Vlachopanos Georgios, Kassimatis Theodoros, Zerva Adamantia, Kokkona Anastasia, Stavroulaki Eirini, Zacharogiannis Charilaos, Agrafiotis Athanasios
Department of Nephrology, "Asklepieion" General Hospital, Athens, Greece.
Hemodial Int. 2015 Oct;19(4):E54-8. doi: 10.1111/hdi.12274. Epub 2015 Feb 3.
Emphysematous pyelonephritis (EPN) is a life-threatening renal infection caused by gas-producing bacteria and fungi. It usually occurs in patients with diabetes and patients with urinary tract obstruction. A combination of systemic antibiotics, percutaneous catheter drainage, or open nephrectomy is typically required to achieve cure. Because of grim prognosis, resorting to interventional methods is frequently inevitable. We report the case of a 77-year-old woman with diabetes and end-stage renal disease on chronic hemodialysis that presented with fever and left flank pain. A bubbly gas pattern inside the left kidney was demonstrated on abdominal computed tomography scan and blood cultures grew Escherichia coli. She was successfully treated solely with systemic antibiotics. This highlights the fact that prompt recognition of imaging findings associated with benign prognosis is essential for a favorable outcome. It allows for an effective management avoiding high-risk interventions, especially in frail patients with multiple comorbidities. Finally, we review all published cases of EPN in chronic dialysis patients.
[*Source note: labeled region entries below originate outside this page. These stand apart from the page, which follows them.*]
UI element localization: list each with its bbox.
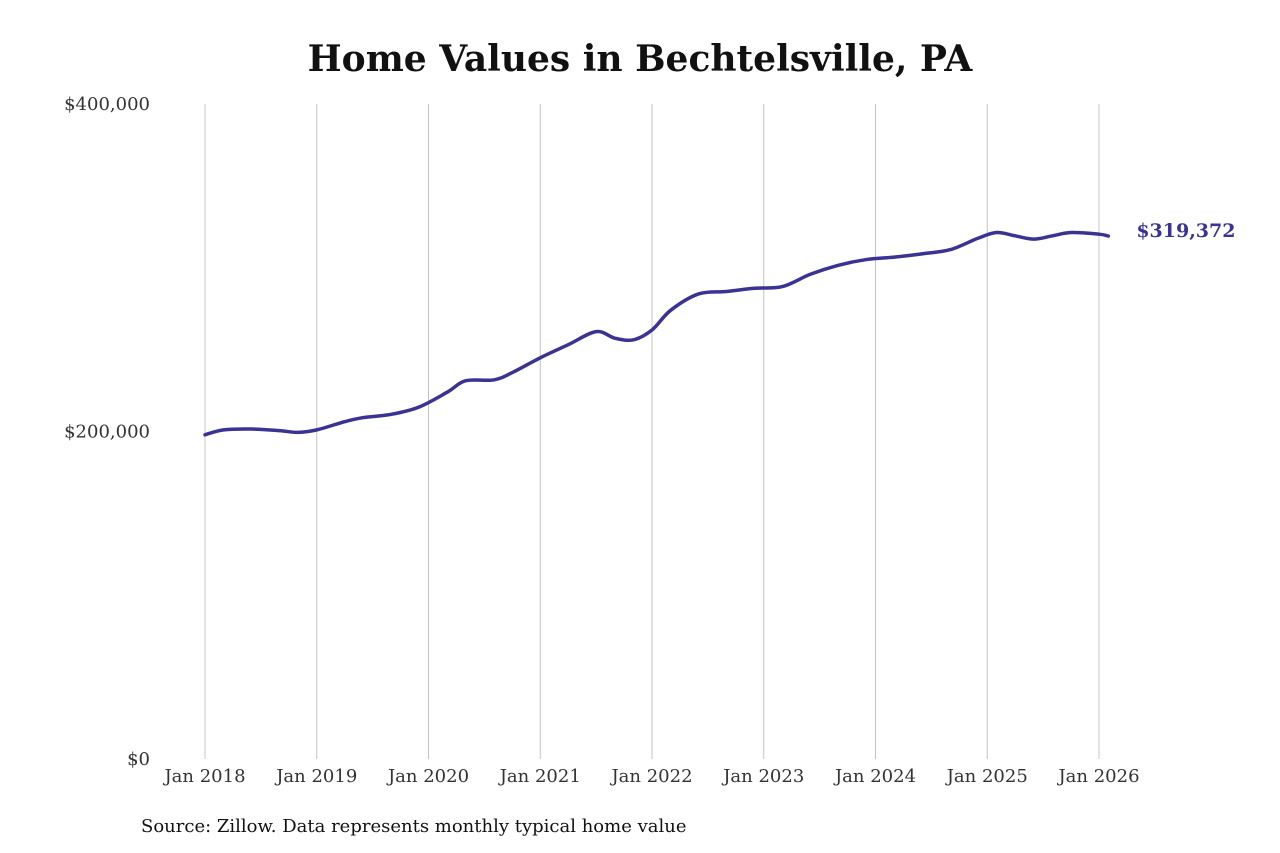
y-axis: $0 $200,000 $400,000: [64, 94, 150, 770]
end-value-label: $319,372: [1136, 220, 1235, 242]
x-tick-label: Jan 2023: [721, 766, 804, 787]
x-axis: Jan 2018 Jan 2019 Jan 2020 Jan 2021 Jan 2022…: [162, 766, 1139, 787]
x-tick-label: Jan 2019: [274, 766, 357, 787]
chart-title: Home Values in Bechtelsville, PA: [307, 38, 973, 80]
end-label-layer: $319,372: [1136, 220, 1235, 242]
x-tick-label: Jan 2020: [386, 766, 469, 787]
grid-lines: [204, 104, 1100, 759]
x-tick-label: Jan 2022: [609, 766, 692, 787]
x-tick-label: Jan 2021: [498, 766, 581, 787]
x-tick-label: Jan 2026: [1056, 766, 1139, 787]
y-tick-label: $200,000: [64, 422, 150, 443]
x-tick-label: Jan 2025: [945, 766, 1028, 787]
series-line-home-value: [203, 230, 1111, 437]
source-note: Source: Zillow. Data represents monthly …: [141, 816, 687, 837]
y-tick-label: $400,000: [64, 94, 150, 115]
series-layer: [203, 230, 1111, 437]
y-tick-label: $0: [127, 749, 150, 770]
x-tick-label: Jan 2018: [162, 766, 245, 787]
x-tick-label: Jan 2024: [833, 766, 916, 787]
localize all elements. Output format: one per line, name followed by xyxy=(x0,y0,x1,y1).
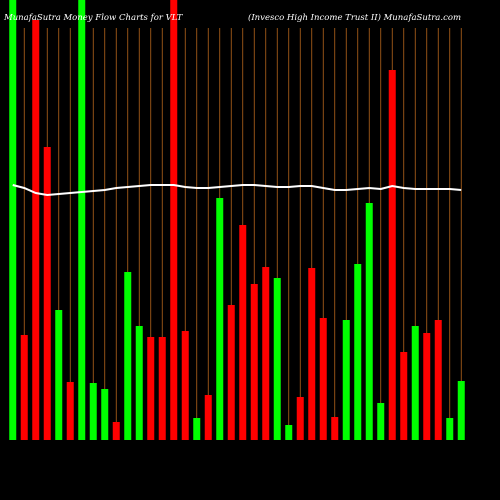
bar xyxy=(9,0,17,440)
bar xyxy=(20,335,28,440)
bar xyxy=(377,403,385,440)
bar xyxy=(66,382,74,440)
bar xyxy=(147,337,155,440)
bar xyxy=(262,267,270,440)
bar xyxy=(354,264,362,440)
bar xyxy=(158,337,166,440)
bar xyxy=(135,326,143,440)
chart-title: MunafaSutra Money Flow Charts for VLT xyxy=(3,13,184,23)
bar xyxy=(411,326,419,440)
bar xyxy=(400,352,408,440)
bar xyxy=(342,320,350,440)
bar xyxy=(112,422,120,440)
bar xyxy=(43,147,51,440)
bar xyxy=(308,268,316,440)
bar xyxy=(457,381,465,440)
bar xyxy=(239,225,247,440)
bar xyxy=(170,0,178,440)
bar xyxy=(319,318,327,440)
bar xyxy=(285,425,293,440)
money-flow-line xyxy=(12,184,462,197)
bar xyxy=(365,203,373,440)
bar xyxy=(331,417,339,440)
bar xyxy=(181,331,189,440)
bar xyxy=(296,397,304,440)
bar xyxy=(193,418,201,440)
bar xyxy=(55,310,63,440)
bar xyxy=(101,389,109,440)
bar xyxy=(204,395,212,440)
bar xyxy=(434,320,442,440)
bar xyxy=(89,383,97,440)
bar xyxy=(423,333,431,440)
bar xyxy=(273,278,281,440)
bar xyxy=(32,20,40,440)
bar xyxy=(388,70,396,440)
bar xyxy=(446,418,454,440)
bar xyxy=(124,272,132,440)
chart-subtitle: (Invesco High Income Trust II) MunafaSut… xyxy=(248,12,461,23)
bar xyxy=(216,198,224,440)
bar xyxy=(227,305,235,440)
bar xyxy=(250,284,258,440)
bar xyxy=(78,0,86,440)
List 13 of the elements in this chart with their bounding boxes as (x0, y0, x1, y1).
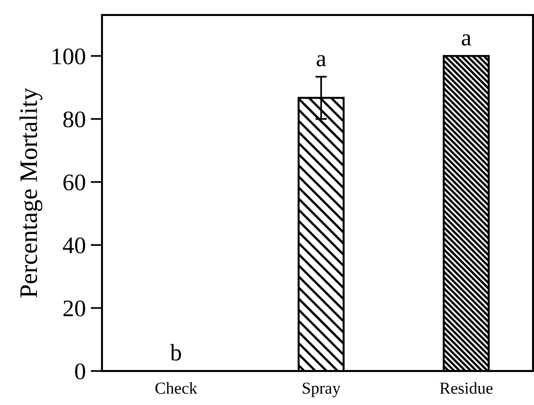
x-tick-label: Residue (440, 382, 493, 394)
y-tick-label: 80 (63, 111, 86, 128)
annotation: a (316, 55, 326, 66)
y-axis-title: Percentage Mortality (20, 88, 42, 298)
y-tick-label: 40 (62, 237, 86, 254)
x-tick-label: Spray (302, 382, 341, 398)
y-tick-label: 20 (63, 300, 86, 316)
y-tick-label: 60 (63, 174, 86, 190)
x-tick-label: Check (155, 382, 198, 394)
annotation: b (170, 344, 182, 361)
y-tick-label: 100 (52, 48, 86, 64)
annotation: a (462, 34, 472, 46)
y-tick-label: 0 (75, 363, 86, 380)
气肿性肾盂肾炎(EPN)是一种由产气细菌和真菌引起的危及生命的肾脏感染。它通常发生在糖尿病患者和尿路梗阻患者中。通常需要联合使用全身抗生素、经皮导管引流或开放性肾切除术才能治愈。由于预后严峻,采用介入方法往往不可避免。我们报告了一例77岁患有糖尿病和终末期肾病且正在接受慢性血液透析的女性患者,她出现发热和左侧胁腹疼痛。腹部计算机断层扫描显示左肾内有气泡样气体影像,血培养结果为大肠杆菌生长。她仅通过全身抗生素治疗就成功治愈。这突出了一个事实,即迅速识别与良性预后相关的影像学表现对于取得良好结果至关重要。这有助于进行有效的管理,避免高风险干预,尤其是在患有多种合并症的体弱患者中。最后,我们回顾了所有已发表的慢性透析患者气肿性肾盂肾炎病例。